You mention twice in your article on the American Car Rally at Beaulieu last month that the Marmon Roosevelt was the first eight to sell for under $1,000. Actually this rather doubtful distinction is reserved for the Marmon Little Eight of 1926/27, an o.h.v. job of about 3-litres (190 c.i.) which, if it wasn’t a dud, was certainly a flop. Cecil Bendall had one in his emporium a year or two ago, a rumble seat roadster in good shape for which £175 was asked. I don’t know exactly what the basic price of a Roosevelt was, but I imagine it was around $1,300, to compete with the confections of Chandler, Blear and Gardner. The Roosevelt is a 1930 model year car; in the previous year the Model 68 was offered at $1,465 for the sedan or coupé, for which you got a motor of 1/16 in. greater bore giving 211 c.i., 25.3 h.p., a handbrake operating on all four wheels, 5.50 x 19 tyres and a slightly posher interior with courtesy lights, a vanity case (?), sun visor and, yes, a “water temperature indicator.”
On the Roosevelt they cut a few corners by using the same 114 in. wheelbase chassis and stock bodies by Hayes, Grand Rapids, Michigan but reduced the bore to 2 3/4 in. (202 c.i., 24.2 h.p.), the handbrake works on the transmission, the tyres are 500 x 19 and the fitments listed above are omitted.

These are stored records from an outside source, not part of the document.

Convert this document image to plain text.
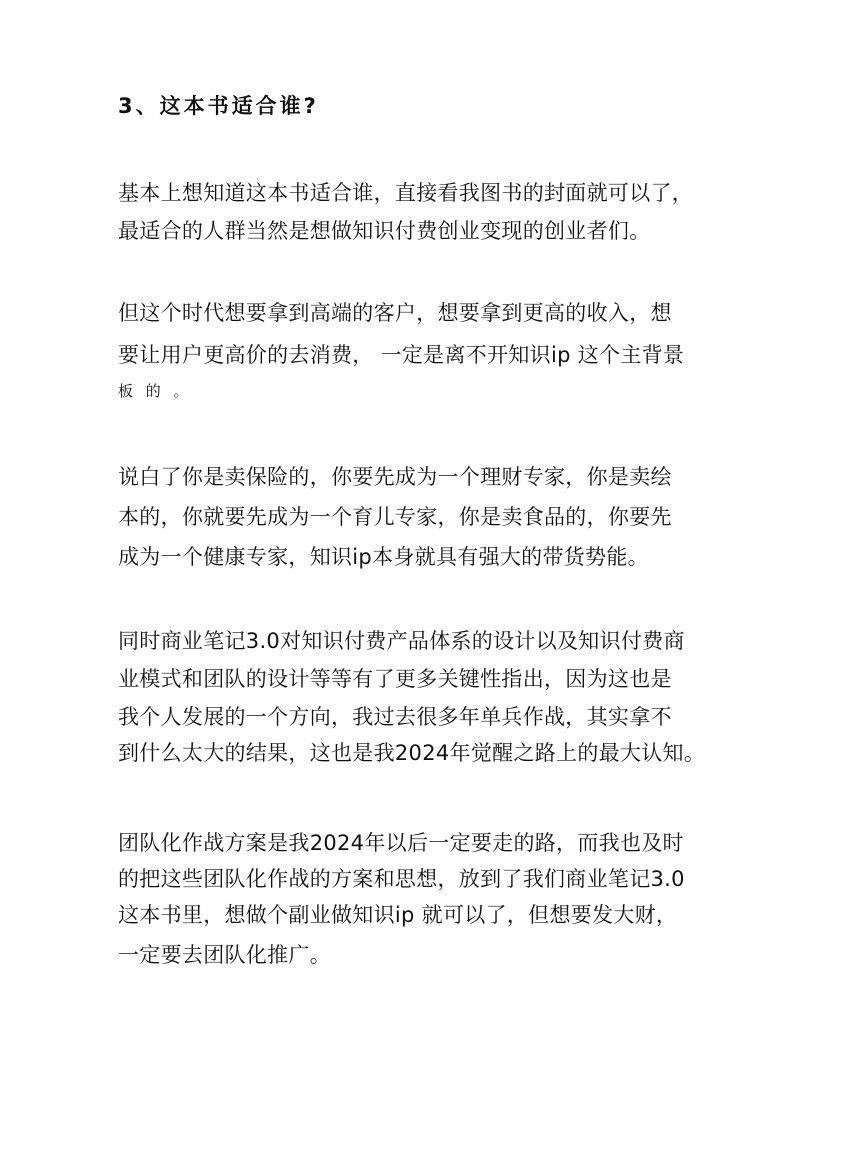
3、这本书适合谁?
基本上想知道这本书适合谁，直接看我图书的封面就可以了，
最适合的人群当然是想做知识付费创业变现的创业者们。
但这个时代想要拿到高端的客户，想要拿到更高的收入，想
要让用户更高价的去消费， 一定是离不开知识ip 这个主背景
板 的 。
说白了你是卖保险的，你要先成为一个理财专家，你是卖绘
本的，你就要先成为一个育儿专家，你是卖食品的，你要先
成为一个健康专家，知识ip本身就具有强大的带货势能。
同时商业笔记3.0对知识付费产品体系的设计以及知识付费商
业模式和团队的设计等等有了更多关键性指出，因为这也是
我个人发展的一个方向，我过去很多年单兵作战，其实拿不
到什么太大的结果，这也是我2024年觉醒之路上的最大认知。
团队化作战方案是我2024年以后一定要走的路，而我也及时
的把这些团队化作战的方案和思想，放到了我们商业笔记3.0
这本书里，想做个副业做知识ip 就可以了，但想要发大财，
一定要去团队化推广。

Gates’ car—which until recently belonged to Peter Newman of Chobham Motors whose brother John has the award-winning Stutz—is identical to mine in every respect save the radiator shell which is painted (I am assured this is original) and of a more rounded shape. It is billed as a Marmon on the rad. badge and has Ms instead of Rs on the wheelnuts. Both his car and mine were constructed and first registered in 1929. The engine numbers are very close at S-20893 and S-20649 respectively.

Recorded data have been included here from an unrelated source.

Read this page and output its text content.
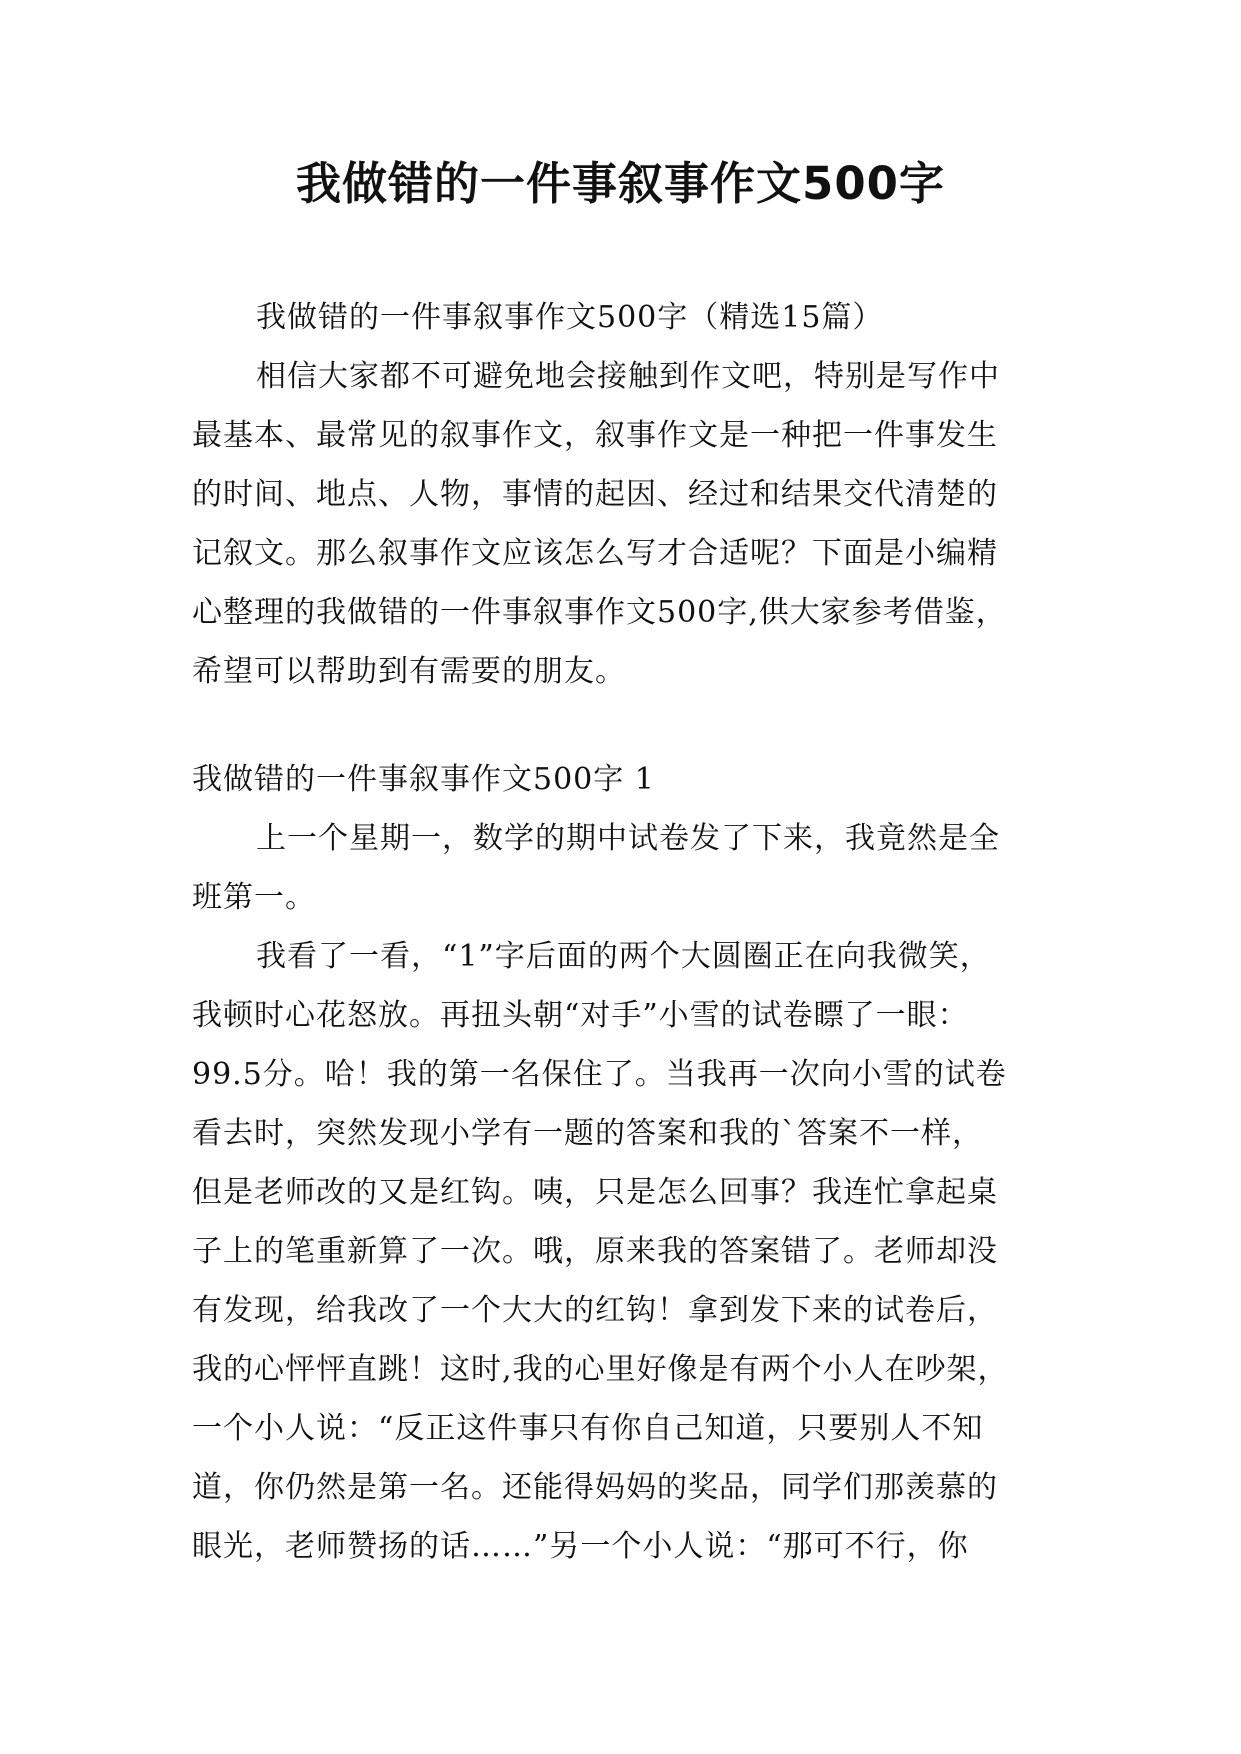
我做错的一件事叙事作文500字
我做错的一件事叙事作文500字（精选15篇）
相信大家都不可避免地会接触到作文吧，特别是写作中
最基本、最常见的叙事作文，叙事作文是一种把一件事发生
的时间、地点、人物，事情的起因、经过和结果交代清楚的
记叙文。那么叙事作文应该怎么写才合适呢？下面是小编精
心整理的我做错的一件事叙事作文500字,供大家参考借鉴，
希望可以帮助到有需要的朋友。
我做错的一件事叙事作文500字 1
上一个星期一，数学的期中试卷发了下来，我竟然是全
班第一。
我看了一看，“1”字后面的两个大圆圈正在向我微笑，
我顿时心花怒放。再扭头朝“对手”小雪的试卷瞟了一眼：
99.5分。哈！我的第一名保住了。当我再一次向小雪的试卷
看去时，突然发现小学有一题的答案和我的`答案不一样，
但是老师改的又是红钩。咦，只是怎么回事？我连忙拿起桌
子上的笔重新算了一次。哦，原来我的答案错了。老师却没
有发现，给我改了一个大大的红钩！拿到发下来的试卷后，
我的心怦怦直跳！这时,我的心里好像是有两个小人在吵架，
一个小人说：“反正这件事只有你自己知道，只要别人不知
道，你仍然是第一名。还能得妈妈的奖品，同学们那羡慕的
眼光，老师赞扬的话……”另一个小人说：“那可不行，你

I am informed that the Roosevelt was named after Theodore, and that almost all the cars hear his profile on the name plate except the first few—of which mine must be one–as they were not sure of the political implications!

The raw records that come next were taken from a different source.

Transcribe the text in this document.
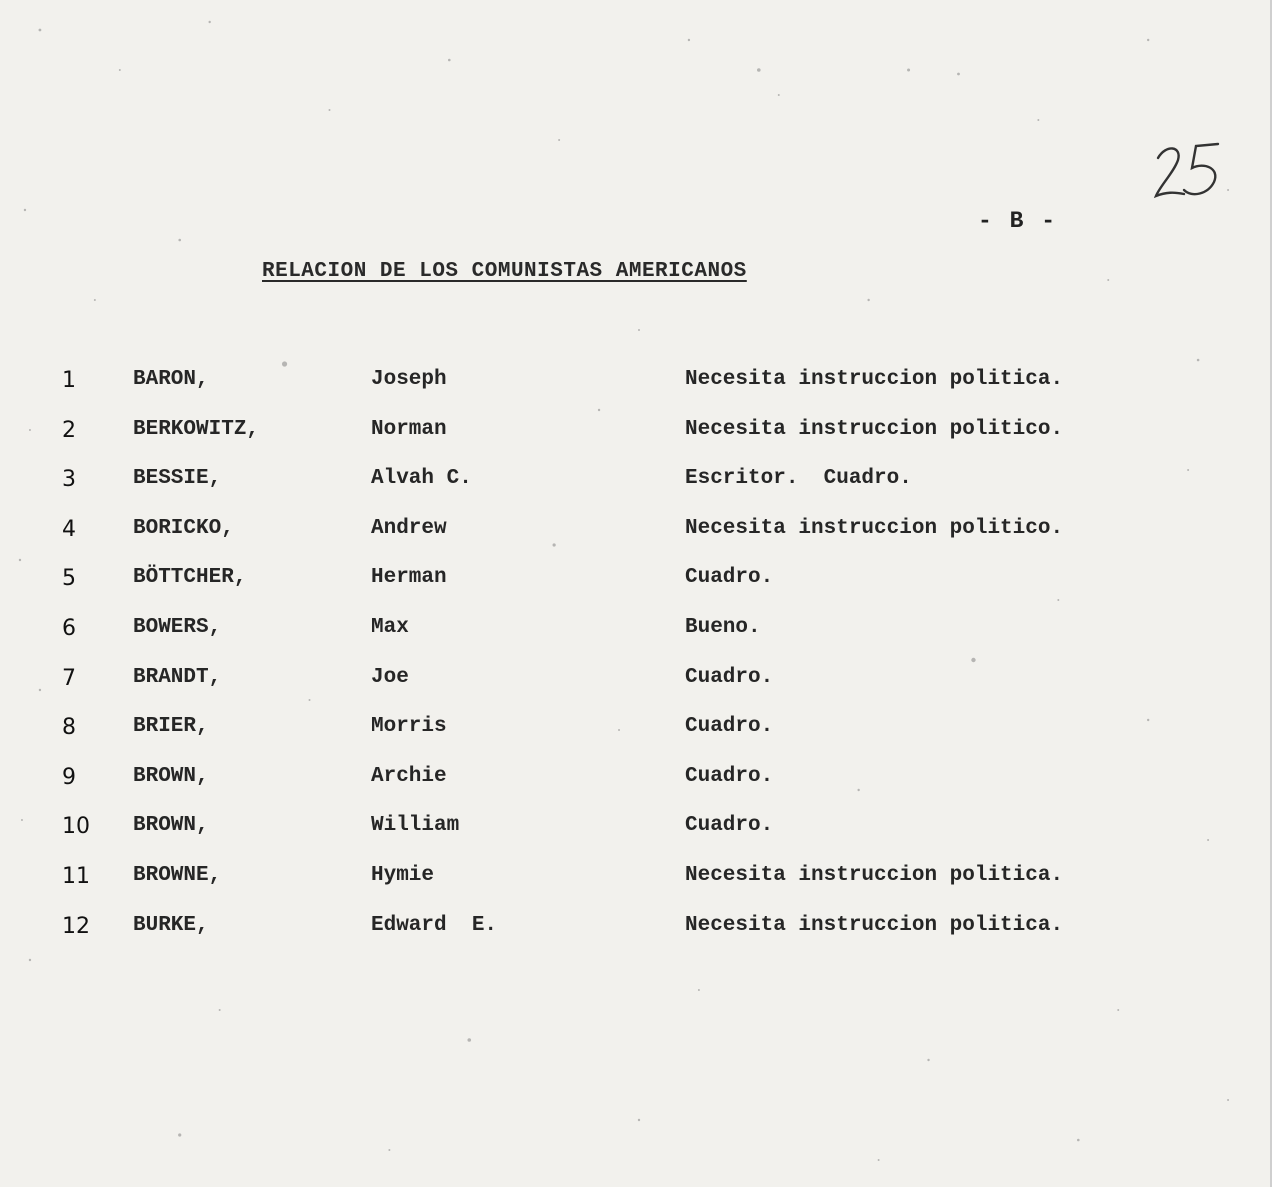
- B -
RELACION DE LOS COMUNISTAS AMERICANOS
1	BARON,	Joseph	Necesita instruccion politica.
2	BERKOWITZ,	Norman	Necesita instruccion politico.
3	BESSIE,	Alvah C.	Escritor.  Cuadro.
4	BORICKO,	Andrew	Necesita instruccion politico.
5	BÖTTCHER,	Herman	Cuadro.
6	BOWERS,	Max	Bueno.
7	BRANDT,	Joe	Cuadro.
8	BRIER,	Morris	Cuadro.
9	BROWN,	Archie	Cuadro.
10	BROWN,	William	Cuadro.
11	BROWNE,	Hymie	Necesita instruccion politica.
12	BURKE,	Edward  E.	Necesita instruccion politica.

As a motor car it is of rather mixed appeal: it is dreadfully under-geared with a 4.7 : 1 back axle, uncomfortable for a tall driver as the front bench seat is not adjustable, rolls like a pop-singer round corners, the gears are very tricky but one was not supposed to need them very often—”never shift till it stalls!” screamed the ads.—and the steering is distinctly heavy though the handbook proclaims that “The new Roosevelt steering gear confers a lightness, and ease of operation hitherto unknown.” On the credit side it always starts on the button, and with the rod-operated brakes it will stop. Servicing is simple and everything is beautifully accessible. Castrol, God bless ’em, produced a large Roosevelt chassis lubrication chart—by return of post. How’s that for service?
Finally, if anybody is interested, I am repainting my bulkhead, or firewall as they have it, a tasteful shade of flat matt black, in the near future.